Jestem przeciwny. Kiepscy to serial komediowy, sitcom, i sądzę, że nawet na poważny da się zrobić humorystyczny odcinek, nie przekraczający granic dobrego smaku.
Wybór konwencji nie zawsze wiąże się z pilnowaniem granic dobrego smaku. To oczywiście ważny element, o którym sam pisałem, ale czasem twórcy chcą zwrócić na coś szczególną uwagę, więc przykuwają ją akurat w taki sposób. A czasem po prostu na poważnie im łatwiej. Tak. Pisząc różne fan fiction zauważyłem, że komedia to wyjątkowo trudna sztuka, bo trzeba spełnić wszystkie uniwersalne kryteria dobrej historii, które dotyczą każdego gatunku, a do tego wpleść humor, a do tego ten humor nie ma być na siłę i jeszcze ma nie być suchy. Jeśli brak humoru ma być chodzeniem na łatwiznę, to jestem stanowczo przeciw, ale jeśli ma to służyć innym celom- np. wizji artystycznej, to nie jestem na to zamknięty i wszystko zależy od realizacji albo od tego czy dana wizja artystyczna mi się podoba (bo nie szanuję argumentu, że tak miało być, jeśli to, co miało być, z samej definicji mi się nie podoba).
Na YouTube powstało dużo przeróbek Kiepskich oraz innych seriali z komediowymi scenami, ale tak zmontowanymi i jeszcze z odpowiednią muzyką, że brzmią poważnie. I to czasem nawet pasuje! Nie zawsze, ale czasem tak! I to nie tylko jako robienie sobie jaj, tylko jako normalna historia. I gdyby tylko ktoś podszedł do takiej historii z pasją, zaangażowaniem i przede wszystkim pomysłem i chciał ją zrealizować na serio, to czemu nie... Tylko to nie mogą być Sobisze...

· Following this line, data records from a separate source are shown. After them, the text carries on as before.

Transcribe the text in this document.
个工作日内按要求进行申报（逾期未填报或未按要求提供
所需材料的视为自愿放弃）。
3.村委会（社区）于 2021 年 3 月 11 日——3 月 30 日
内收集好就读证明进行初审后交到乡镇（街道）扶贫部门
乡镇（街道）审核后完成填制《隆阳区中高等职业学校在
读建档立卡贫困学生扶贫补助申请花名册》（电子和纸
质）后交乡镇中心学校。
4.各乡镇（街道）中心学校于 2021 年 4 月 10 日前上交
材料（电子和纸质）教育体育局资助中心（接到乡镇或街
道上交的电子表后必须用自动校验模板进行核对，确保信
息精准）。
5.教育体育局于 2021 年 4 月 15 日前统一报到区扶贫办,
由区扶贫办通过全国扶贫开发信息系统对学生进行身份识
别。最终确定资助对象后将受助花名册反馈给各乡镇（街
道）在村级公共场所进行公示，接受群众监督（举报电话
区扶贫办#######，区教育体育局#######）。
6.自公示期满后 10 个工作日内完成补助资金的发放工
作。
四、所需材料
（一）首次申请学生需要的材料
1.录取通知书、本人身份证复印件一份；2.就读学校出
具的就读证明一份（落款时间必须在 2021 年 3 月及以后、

Przypomniał mi się odc. 133. Lolek (Państwa Sobiszewskich, gdy jeszcze byli w formie). Był on dość komediowy i nie stawiałbym tego epizodu na równi z Poltergeist czy La La La, ale po raz pierwszy rozłożył akcenty w nietypowy sposób- dał poważnemu tematowi więcej miejsca niż zazwyczaj. I jako dziecku mi się to bardzo nie podobało, ale po latach to doceniłem i mógłbym oglądać tego więcej.